Differential expression of nucleotides biosynthesis genes.
(A) Expression of genes related to pyrimidine biosynthesis. A scheme of the gene cluster and biosynthesis pathway is shown below. Genes marked as black arrows were differentially expressed. (B) Expression of genes related to deoxyribonucleotides and cobalamin biosynthesis. A, B, C and D correspond to the conditions indicated in Fig. 3. Notice that nrdX is not a real gene but a transcribed regulatory intergenic region.
Figure 6.
Differential expression of genes related to morphology and secondary metabolism.
(A) Transcriptomic of genes for rodlins and chaplins. The cluster chp–rdl is shown above with differentially expressed genes in black. (B) Transcriptomic of the genes for CPK biosynthesis. The cpk cluster is shown above. Genes with differential expression are indicated in black. Included are the genes for scbR, for a butyrolactone receptor protein, and scF, for a putative secreted FAD-binding protein. A, B, C and D correspond to the conditions indicated in Fig. 3.
Figure 7.
Detailed view of 2D-SDS-PAGE gels showing differences on the proteomes of S. coelicolor M145 (left panels) and S. coelicolor ΔargR (right panels). Arrows indicate the protein spots differentially represented corresponding from left to right in the upper panels to CpkI (SCO6282), ArgC (SCO1580), and Gap2 (SCO7511), and in the lower panels to TktA1 (SCO1935), PurH (SCO4814) and InhA (SCO1814).
Table 1.
Proteins differentially represented in S. coelicolor and S. coelicolor ΔargR.
Table 2.
Validation assays. Summary of EMSA, promoter probe assays or RT-PCR.
Figure 8.
Validation experiments by RT-PCR and EMSA.

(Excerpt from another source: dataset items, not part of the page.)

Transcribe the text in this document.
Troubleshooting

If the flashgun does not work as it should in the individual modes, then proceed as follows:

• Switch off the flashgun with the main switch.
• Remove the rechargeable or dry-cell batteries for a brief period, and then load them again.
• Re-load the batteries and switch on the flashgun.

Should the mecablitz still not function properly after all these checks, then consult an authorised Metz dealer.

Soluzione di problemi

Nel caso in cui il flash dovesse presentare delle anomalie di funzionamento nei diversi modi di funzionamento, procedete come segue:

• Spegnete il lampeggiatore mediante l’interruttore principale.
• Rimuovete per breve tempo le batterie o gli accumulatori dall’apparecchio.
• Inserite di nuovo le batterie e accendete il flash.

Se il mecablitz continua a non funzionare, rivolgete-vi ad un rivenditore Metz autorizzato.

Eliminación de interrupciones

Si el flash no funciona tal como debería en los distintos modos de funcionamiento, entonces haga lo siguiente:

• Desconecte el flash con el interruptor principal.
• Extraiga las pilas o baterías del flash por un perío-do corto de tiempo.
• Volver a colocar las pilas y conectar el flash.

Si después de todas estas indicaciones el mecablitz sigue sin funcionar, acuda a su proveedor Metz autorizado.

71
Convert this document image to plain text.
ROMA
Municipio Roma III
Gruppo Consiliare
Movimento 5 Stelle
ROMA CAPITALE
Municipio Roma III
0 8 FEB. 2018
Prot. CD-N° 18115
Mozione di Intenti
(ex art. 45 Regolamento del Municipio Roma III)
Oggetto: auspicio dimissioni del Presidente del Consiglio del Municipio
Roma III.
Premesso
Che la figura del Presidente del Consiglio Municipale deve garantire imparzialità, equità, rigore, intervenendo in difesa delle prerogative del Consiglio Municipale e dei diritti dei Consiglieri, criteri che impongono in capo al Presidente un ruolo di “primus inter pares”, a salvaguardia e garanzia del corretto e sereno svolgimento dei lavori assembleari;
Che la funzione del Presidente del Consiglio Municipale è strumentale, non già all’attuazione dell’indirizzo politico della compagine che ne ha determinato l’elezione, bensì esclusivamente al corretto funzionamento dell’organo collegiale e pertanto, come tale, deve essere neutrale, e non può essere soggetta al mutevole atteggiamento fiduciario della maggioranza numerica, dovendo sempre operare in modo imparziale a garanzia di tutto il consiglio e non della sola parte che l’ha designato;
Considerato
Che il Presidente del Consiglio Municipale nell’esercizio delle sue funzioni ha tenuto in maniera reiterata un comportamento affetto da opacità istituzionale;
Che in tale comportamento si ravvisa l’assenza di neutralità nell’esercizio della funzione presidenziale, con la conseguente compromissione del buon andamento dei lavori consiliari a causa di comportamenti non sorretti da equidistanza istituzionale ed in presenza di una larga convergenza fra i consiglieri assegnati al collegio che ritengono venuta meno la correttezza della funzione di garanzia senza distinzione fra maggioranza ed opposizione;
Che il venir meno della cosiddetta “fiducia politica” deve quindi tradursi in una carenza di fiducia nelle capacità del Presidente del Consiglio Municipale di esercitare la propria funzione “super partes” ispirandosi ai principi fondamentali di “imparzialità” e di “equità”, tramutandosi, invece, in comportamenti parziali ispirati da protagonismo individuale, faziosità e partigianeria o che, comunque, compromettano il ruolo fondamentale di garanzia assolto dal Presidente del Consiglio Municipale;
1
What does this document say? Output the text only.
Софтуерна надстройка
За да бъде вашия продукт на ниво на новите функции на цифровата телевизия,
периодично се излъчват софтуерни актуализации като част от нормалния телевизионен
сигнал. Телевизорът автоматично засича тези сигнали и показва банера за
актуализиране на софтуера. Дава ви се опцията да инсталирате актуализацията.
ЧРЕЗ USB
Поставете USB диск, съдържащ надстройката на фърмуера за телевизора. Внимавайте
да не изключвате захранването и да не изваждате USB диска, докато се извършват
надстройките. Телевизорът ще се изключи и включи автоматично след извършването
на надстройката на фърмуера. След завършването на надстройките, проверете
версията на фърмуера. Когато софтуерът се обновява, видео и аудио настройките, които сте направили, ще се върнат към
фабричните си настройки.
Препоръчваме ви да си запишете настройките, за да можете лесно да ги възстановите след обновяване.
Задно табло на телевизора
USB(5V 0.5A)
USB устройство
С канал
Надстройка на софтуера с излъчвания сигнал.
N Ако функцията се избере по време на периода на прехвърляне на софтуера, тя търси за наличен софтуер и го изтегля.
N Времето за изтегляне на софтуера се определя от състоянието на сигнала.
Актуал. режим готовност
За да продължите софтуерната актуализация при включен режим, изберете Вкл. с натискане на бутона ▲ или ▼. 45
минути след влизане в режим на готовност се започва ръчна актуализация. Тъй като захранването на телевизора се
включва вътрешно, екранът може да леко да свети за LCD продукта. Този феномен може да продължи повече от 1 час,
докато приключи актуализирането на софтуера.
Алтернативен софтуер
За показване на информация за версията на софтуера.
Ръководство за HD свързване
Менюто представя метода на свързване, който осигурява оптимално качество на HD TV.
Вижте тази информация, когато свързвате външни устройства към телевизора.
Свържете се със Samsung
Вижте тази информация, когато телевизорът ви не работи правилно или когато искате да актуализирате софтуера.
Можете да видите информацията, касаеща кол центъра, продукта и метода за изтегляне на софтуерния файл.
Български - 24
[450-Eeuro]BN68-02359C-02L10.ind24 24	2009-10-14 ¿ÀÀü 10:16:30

(A) RT-PCR amplification of mRNA corresponding to the rdlA, cpkJ, (upper panels), SCO1485, scbR (medium panels), glnA and glnII (lower panels) genes. A, B, C and D correspond to the conditions indicated in Fig. 3. M, Marker. (B) EMSA of 6-FAM labelled argH (199 bp) and arcB (251 bp) promoters using Strep-ArgR protein. P indicates the free probe and B the binding reaction.
Figure 9.
Validation experiments by heterologous gene expression.
Luciferase activity of luxAB-fused promoters transformed in the adequate S. coelicolor strain and grown in the A, B, C and D conditions indicated in Fig. 3. Activity corresponds to the promoter of argH, arcB, leuA, pyrB (upper panels) pyrR, whiB, nrdA and pyk1 (lower panels). On top of each panel is shown the expression profile of the corresponding gene in the transcriptomic studies. The luciferase activity values correspond to 32-h cultures. Vertical bars show standard deviation of two biological replicates measured twice.
Figure 10.
Functional analysis of ARG boxes by EMSA.
(A) Transcriptomic expression of the tested genes in the A, B, C and D conditions indicated in Fig. 3. (B) EMSA of PCR-amplified DNA fragments containing putative ARG boxes located upstream of the indicated genes. In all cases, P indicates the free probe and B binding reaction using ArgR (0.8 µM protein). The size of the probes is indicated in the panels. (C) Sequence of the putative ARG box present upstream of the indicated gene and Ri value determined using the ARG box model represented on the right. The numbers in parenthesis indicate the nucleotides to the translation start codon. The argH, argC, argG and arcB ARG boxes are included for comparison.